Rivera chuckled as that excerpt was quoted to him. As he did during his acceptance speech, he cited his Christianity as the basis of his support. “When it comes to Israel, as a Christian, if my Savior Jesus Christ, he’s a Jew, okay? So how am I going to turn my back and say, ‘Oh, I won’t support Israel,’ ” Rivera said.
Baseball’s all-time saves leader is a native of Panama and became a naturalized U.S. citizen in 2015. Rivera retired from baseball after 19 seasons in 2013 and is co-chair of the President’s Council on Sports, Fitness and Nutrition. Rivera, who turns 50 in November, also has served on the Opioid Drug Abuse Commission.
Other Latin ballplayers differ about Trump. David Ortiz, the former Boston Red Sox star who is from the Dominican Republic, spoke out about Trump’s immigration policies in May when members of the team considered whether to visit Trump in the White House after winning the World Series last year.

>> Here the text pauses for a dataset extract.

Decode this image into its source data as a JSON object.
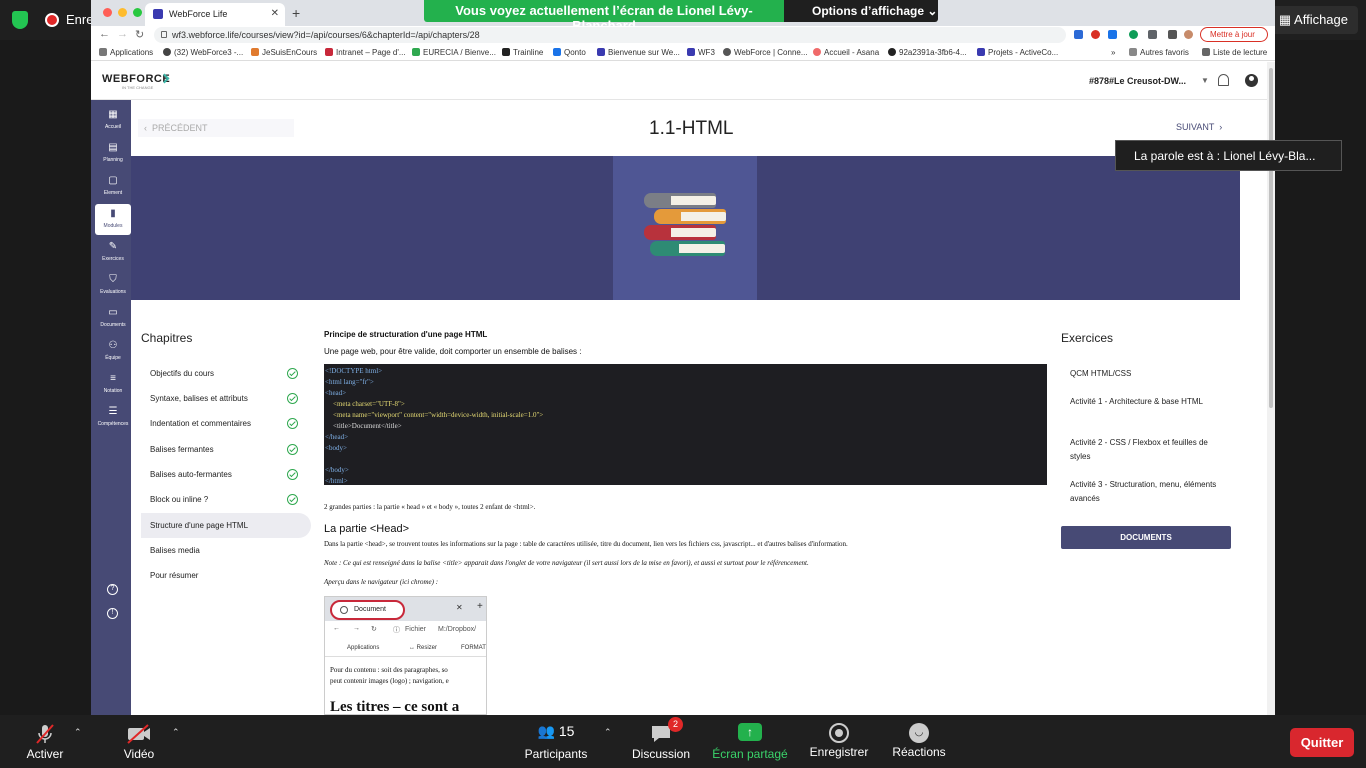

“I’m an immigrant. When it comes down to the political side of it, I don’t know much about politics and things like that, but when it comes down [to] the way immigrants have been treated, it’s something that goes a long way,” Ortiz, who became a U.S. citizen in 2008, told radio station WEEI. “You don’t want to go and shake hands with a guy who is treating immigrants like [expletive] because I’m an immigrant.”
At least nine members of the team declined to go to the White House that month.